It’s no longer his game. He’s playing, winning a couple of matches before another painful exit. Roger Federer’s loss to Richard Gasquet didn’t even make such a splash of news in Rome. There’s no real shock in the greatest ever losing to anyone, at any stage, these days.
We’ve been this road a few times during the last couple of years – knowing the 29 year old Swiss’ time at the top or near it of World Tennis is coming to an end. It seemed that way in 2009, but a win over Rafael Nadal in the Madrid Open changed the course of history, at least for a little while. Federer won three of the next four grand slam tournaments and completed the two accouterments he was working so hard for – a career grand slam with his first Roland Garros and surpassing Pete Sampras as the winner of the most Grand Slam tournaments in history.
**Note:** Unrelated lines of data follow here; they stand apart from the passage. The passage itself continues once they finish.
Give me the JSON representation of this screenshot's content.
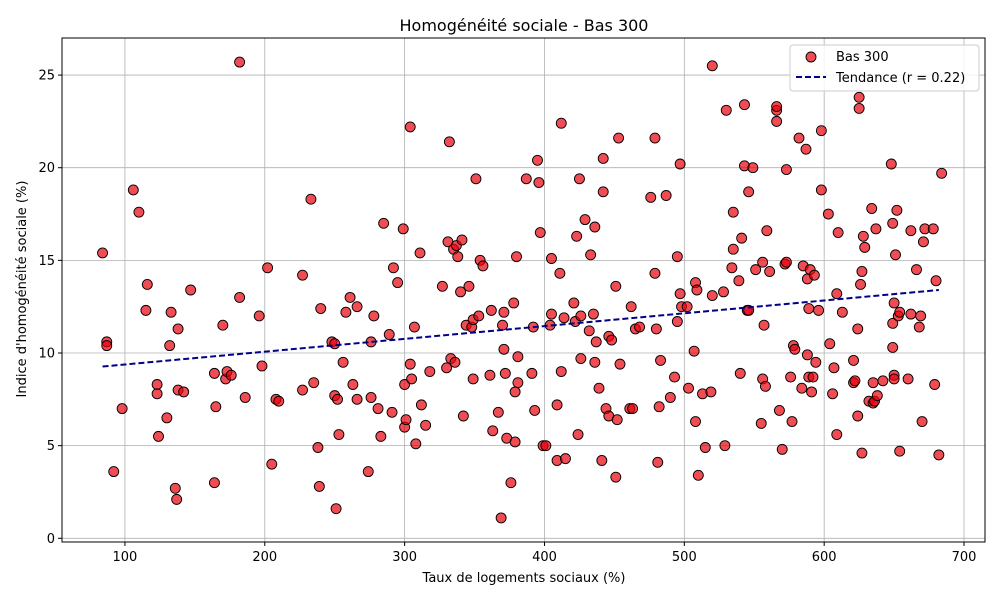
{
  "chart_data": {
    "type": "scatter",
    "title": "Homogénéité sociale - Bas 300",
    "xlabel": "Taux de logements sociaux (%)",
    "ylabel": "Indice d'homogénéité sociale (%)",
    "xlim": [
      55,
      715
    ],
    "ylim": [
      -0.2,
      27
    ],
    "xticks": [
      100,
      200,
      300,
      400,
      500,
      600,
      700
    ],
    "yticks": [
      0,
      5,
      10,
      15,
      20,
      25
    ],
    "grid": true,
    "legend_position": "top-right",
    "colors": {
      "point_fill": "#e8000b",
      "point_edge": "#000000",
      "trend": "#00008b",
      "grid": "#b0b0b0"
    },
    "series": [
      {
        "name": "Bas 300",
        "kind": "scatter",
        "points": [
          [
            84,
            15.4
          ],
          [
            87,
            10.6
          ],
          [
            87,
            10.4
          ],
          [
            92,
            3.6
          ],
          [
            98,
            7.0
          ],
          [
            106,
            18.8
          ],
          [
            110,
            17.6
          ],
          [
            115,
            12.3
          ],
          [
            116,
            13.7
          ],
          [
            123,
            8.3
          ],
          [
            123,
            7.8
          ],
          [
            124,
            5.5
          ],
          [
            130,
            6.5
          ],
          [
            132,
            10.4
          ],
          [
            133,
            12.2
          ],
          [
            136,
            2.7
          ],
          [
            137,
            2.1
          ],
          [
            138,
            8.0
          ],
          [
            138,
            11.3
          ],
          [
            142,
            7.9
          ],
          [
            147,
            13.4
          ],
          [
            164,
            8.9
          ],
          [
            164,
            3.0
          ],
          [
            165,
            7.1
          ],
          [
            170,
            11.5
          ],
          [
            172,
            8.6
          ],
          [
            173,
            9.0
          ],
          [
            176,
            8.8
          ],
          [
            182,
            25.7
          ],
          [
            182,
            13.0
          ],
          [
            186,
            7.6
          ],
          [
            196,
            12.0
          ],
          [
            198,
            9.3
          ],
          [
            202,
            14.6
          ],
          [
            205,
            4.0
          ],
          [
            208,
            7.5
          ],
          [
            210,
            7.4
          ],
          [
            227,
            14.2
          ],
          [
            227,
            8.0
          ],
          [
            233,
            18.3
          ],
          [
            235,
            8.4
          ],
          [
            238,
            4.9
          ],
          [
            239,
            2.8
          ],
          [
            240,
            12.4
          ],
          [
            248,
            10.6
          ],
          [
            250,
            10.5
          ],
          [
            250,
            7.7
          ],
          [
            251,
            1.6
          ],
          [
            252,
            7.5
          ],
          [
            253,
            5.6
          ],
          [
            256,
            9.5
          ],
          [
            258,
            12.2
          ],
          [
            261,
            13.0
          ],
          [
            263,
            8.3
          ],
          [
            266,
            12.5
          ],
          [
            266,
            7.5
          ],
          [
            274,
            3.6
          ],
          [
            276,
            10.6
          ],
          [
            276,
            7.6
          ],
          [
            278,
            12.0
          ],
          [
            281,
            7.0
          ],
          [
            283,
            5.5
          ],
          [
            285,
            17.0
          ],
          [
            289,
            11.0
          ],
          [
            291,
            6.8
          ],
          [
            292,
            14.6
          ],
          [
            295,
            13.8
          ],
          [
            299,
            16.7
          ],
          [
            300,
            6.0
          ],
          [
            300,
            8.3
          ],
          [
            301,
            6.4
          ],
          [
            304,
            22.2
          ],
          [
            304,
            9.4
          ],
          [
            305,
            8.6
          ],
          [
            307,
            11.4
          ],
          [
            308,
            5.1
          ],
          [
            311,
            15.4
          ],
          [
            312,
            7.2
          ],
          [
            315,
            6.1
          ],
          [
            318,
            9.0
          ],
          [
            327,
            13.6
          ],
          [
            330,
            9.2
          ],
          [
            331,
            16.0
          ],
          [
            332,
            21.4
          ],
          [
            333,
            9.7
          ],
          [
            335,
            15.6
          ],
          [
            336,
            9.5
          ],
          [
            337,
            15.8
          ],
          [
            338,
            15.2
          ],
          [
            340,
            13.3
          ],
          [
            341,
            16.1
          ],
          [
            342,
            6.6
          ],
          [
            344,
            11.5
          ],
          [
            346,
            13.6
          ],
          [
            348,
            11.4
          ],
          [
            349,
            11.8
          ],
          [
            349,
            8.6
          ],
          [
            351,
            19.4
          ],
          [
            353,
            12.0
          ],
          [
            354,
            15.0
          ],
          [
            356,
            14.7
          ],
          [
            361,
            8.8
          ],
          [
            362,
            12.3
          ],
          [
            363,
            5.8
          ],
          [
            367,
            6.8
          ],
          [
            369,
            1.1
          ],
          [
            370,
            11.5
          ],
          [
            371,
            10.2
          ],
          [
            371,
            12.2
          ],
          [
            372,
            8.9
          ],
          [
            373,
            5.4
          ],
          [
            376,
            3.0
          ],
          [
            378,
            12.7
          ],
          [
            379,
            7.9
          ],
          [
            379,
            5.2
          ],
          [
            380,
            15.2
          ],
          [
            381,
            8.4
          ],
          [
            381,
            9.8
          ],
          [
            387,
            19.4
          ],
          [
            391,
            8.9
          ],
          [
            392,
            11.4
          ],
          [
            393,
            6.9
          ],
          [
            395,
            20.4
          ],
          [
            396,
            19.2
          ],
          [
            397,
            16.5
          ],
          [
            399,
            5.0
          ],
          [
            401,
            5.0
          ],
          [
            404,
            11.5
          ],
          [
            405,
            12.1
          ],
          [
            405,
            15.1
          ],
          [
            409,
            7.2
          ],
          [
            409,
            4.2
          ],
          [
            411,
            14.3
          ],
          [
            412,
            22.4
          ],
          [
            412,
            9.0
          ],
          [
            414,
            11.9
          ],
          [
            415,
            4.3
          ],
          [
            421,
            12.7
          ],
          [
            422,
            11.7
          ],
          [
            423,
            16.3
          ],
          [
            424,
            5.6
          ],
          [
            425,
            19.4
          ],
          [
            426,
            12.0
          ],
          [
            426,
            9.7
          ],
          [
            429,
            17.2
          ],
          [
            432,
            11.2
          ],
          [
            433,
            15.3
          ],
          [
            435,
            12.1
          ],
          [
            436,
            9.5
          ],
          [
            436,
            16.8
          ],
          [
            437,
            10.6
          ],
          [
            439,
            8.1
          ],
          [
            441,
            4.2
          ],
          [
            442,
            20.5
          ],
          [
            442,
            18.7
          ],
          [
            444,
            7.0
          ],
          [
            446,
            10.9
          ],
          [
            446,
            6.6
          ],
          [
            448,
            10.7
          ],
          [
            451,
            13.6
          ],
          [
            451,
            3.3
          ],
          [
            452,
            6.4
          ],
          [
            453,
            21.6
          ],
          [
            454,
            9.4
          ],
          [
            461,
            7.0
          ],
          [
            462,
            12.5
          ],
          [
            463,
            7.0
          ],
          [
            465,
            11.3
          ],
          [
            468,
            11.4
          ],
          [
            476,
            18.4
          ],
          [
            479,
            14.3
          ],
          [
            479,
            21.6
          ],
          [
            480,
            11.3
          ],
          [
            481,
            4.1
          ],
          [
            482,
            7.1
          ],
          [
            483,
            9.6
          ],
          [
            487,
            18.5
          ],
          [
            490,
            7.6
          ],
          [
            493,
            8.7
          ],
          [
            495,
            11.7
          ],
          [
            495,
            15.2
          ],
          [
            497,
            13.2
          ],
          [
            497,
            20.2
          ],
          [
            498,
            12.5
          ],
          [
            502,
            12.5
          ],
          [
            503,
            8.1
          ],
          [
            507,
            10.1
          ],
          [
            508,
            13.8
          ],
          [
            508,
            6.3
          ],
          [
            509,
            13.4
          ],
          [
            510,
            3.4
          ],
          [
            513,
            7.8
          ],
          [
            515,
            4.9
          ],
          [
            519,
            7.9
          ],
          [
            520,
            25.5
          ],
          [
            520,
            13.1
          ],
          [
            528,
            13.3
          ],
          [
            529,
            5.0
          ],
          [
            530,
            23.1
          ],
          [
            534,
            14.6
          ],
          [
            535,
            17.6
          ],
          [
            535,
            15.6
          ],
          [
            539,
            13.9
          ],
          [
            540,
            8.9
          ],
          [
            541,
            16.2
          ],
          [
            543,
            23.4
          ],
          [
            543,
            20.1
          ],
          [
            545,
            12.3
          ],
          [
            546,
            18.7
          ],
          [
            546,
            12.3
          ],
          [
            549,
            20.0
          ],
          [
            551,
            14.5
          ],
          [
            555,
            6.2
          ],
          [
            556,
            8.6
          ],
          [
            556,
            14.9
          ],
          [
            557,
            11.5
          ],
          [
            558,
            8.2
          ],
          [
            559,
            16.6
          ],
          [
            561,
            14.4
          ],
          [
            566,
            22.5
          ],
          [
            566,
            23.1
          ],
          [
            566,
            23.3
          ],
          [
            568,
            6.9
          ],
          [
            570,
            4.8
          ],
          [
            572,
            14.8
          ],
          [
            573,
            14.9
          ],
          [
            573,
            19.9
          ],
          [
            576,
            8.7
          ],
          [
            577,
            6.3
          ],
          [
            578,
            10.4
          ],
          [
            579,
            10.2
          ],
          [
            582,
            21.6
          ],
          [
            584,
            8.1
          ],
          [
            585,
            14.7
          ],
          [
            587,
            21.0
          ],
          [
            588,
            14.0
          ],
          [
            588,
            9.9
          ],
          [
            589,
            8.7
          ],
          [
            589,
            12.4
          ],
          [
            590,
            14.5
          ],
          [
            591,
            7.9
          ],
          [
            592,
            8.7
          ],
          [
            593,
            14.2
          ],
          [
            594,
            9.5
          ],
          [
            596,
            12.3
          ],
          [
            598,
            22.0
          ],
          [
            598,
            18.8
          ],
          [
            603,
            17.5
          ],
          [
            604,
            10.5
          ],
          [
            606,
            7.8
          ],
          [
            607,
            9.2
          ],
          [
            609,
            13.2
          ],
          [
            609,
            5.6
          ],
          [
            610,
            16.5
          ],
          [
            613,
            12.2
          ],
          [
            621,
            9.6
          ],
          [
            621,
            8.4
          ],
          [
            622,
            8.5
          ],
          [
            624,
            11.3
          ],
          [
            624,
            6.6
          ],
          [
            625,
            23.8
          ],
          [
            625,
            23.2
          ],
          [
            626,
            13.7
          ],
          [
            627,
            14.4
          ],
          [
            627,
            4.6
          ],
          [
            628,
            16.3
          ],
          [
            629,
            15.7
          ],
          [
            632,
            7.4
          ],
          [
            634,
            17.8
          ],
          [
            635,
            7.3
          ],
          [
            635,
            8.4
          ],
          [
            636,
            7.4
          ],
          [
            637,
            16.7
          ],
          [
            638,
            7.7
          ],
          [
            642,
            8.5
          ],
          [
            648,
            20.2
          ],
          [
            649,
            11.6
          ],
          [
            649,
            10.3
          ],
          [
            649,
            17.0
          ],
          [
            650,
            8.8
          ],
          [
            650,
            12.7
          ],
          [
            650,
            8.6
          ],
          [
            651,
            15.3
          ],
          [
            652,
            17.7
          ],
          [
            653,
            12.0
          ],
          [
            654,
            4.7
          ],
          [
            654,
            12.2
          ],
          [
            660,
            8.6
          ],
          [
            662,
            16.6
          ],
          [
            662,
            12.1
          ],
          [
            666,
            14.5
          ],
          [
            668,
            11.4
          ],
          [
            669,
            12.0
          ],
          [
            670,
            6.3
          ],
          [
            671,
            16.0
          ],
          [
            672,
            16.7
          ],
          [
            678,
            16.7
          ],
          [
            679,
            8.3
          ],
          [
            680,
            13.9
          ],
          [
            682,
            4.5
          ],
          [
            684,
            19.7
          ]
        ]
      },
      {
        "name": "Tendance (r = 0.22)",
        "kind": "line",
        "style": "dashed",
        "points": [
          [
            84,
            9.27
          ],
          [
            682,
            13.4
          ]
        ]
      }
    ]
  }
}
Then came 2010, or the post Australian Open 2010, and Federer was back on track to being the World No. 2 at best. Nadal was healthy, and Novak Djokovic was picking up steam before completely exploding in 2011 (still undefeated). Roger has been pushed back to number 3, and at this pace, the quick drop down the rankings is imminent.
I hate watching him lose. What can I do, I’m a Federer kind of guy. Always have been. Something about Nadal never scratched me right. And even he, the Spanish Toro, seems unable to handle Novak Djokovic, even on clay. We’re bound for another matchup pretty soon at the Rome final, probably a preview for an epic Roland Garros one.
Back to Federer – When someone’s been that good for so long, you don’t realize when the big drop comes. I mean you see it, but can’t comprehend. It’s an injury you say, it’s a slump, he’ll get out of it. Federer still has amazing tennis in him, but he can’t seem to let it out and subside for too long. The unforced errors from the back line, the instincts betraying him and over all things, Roger Federer, a father now, travelling with his kids and wife everywhere, is an old man in the Tennis world.
Federer has made two finals in 2011, very early on, in Qatar and Dubai. He won the Qatar tournament. Since then its been mostly Djokovic (3 times) and Nadal in his way (twice). You keep thinking, when watching Federer struggle, that he’s going to bring it on any second now. When the tie-break arrives, you know he’s going to make it. He’s clutch. No one is better in this than him. And then he loses. And realizing that his time on our TV, on the tennis courts, is going to be over soon.
I don’t want to see him getting ousted over and over again by guys he has long long winning streaks against in the first and second round. We want our heroes to go down before it turns a bit awkward to watch. Federer isn’t at that stage yet. He has some tennis left in him. I don’t know how much drive is left after so many accomplishments and everything going on in his life. At some point, you’re over it, and you move on without looking back I think. He just doesn’t have enough to win another grand slam. Unless I’m wrong about him, again.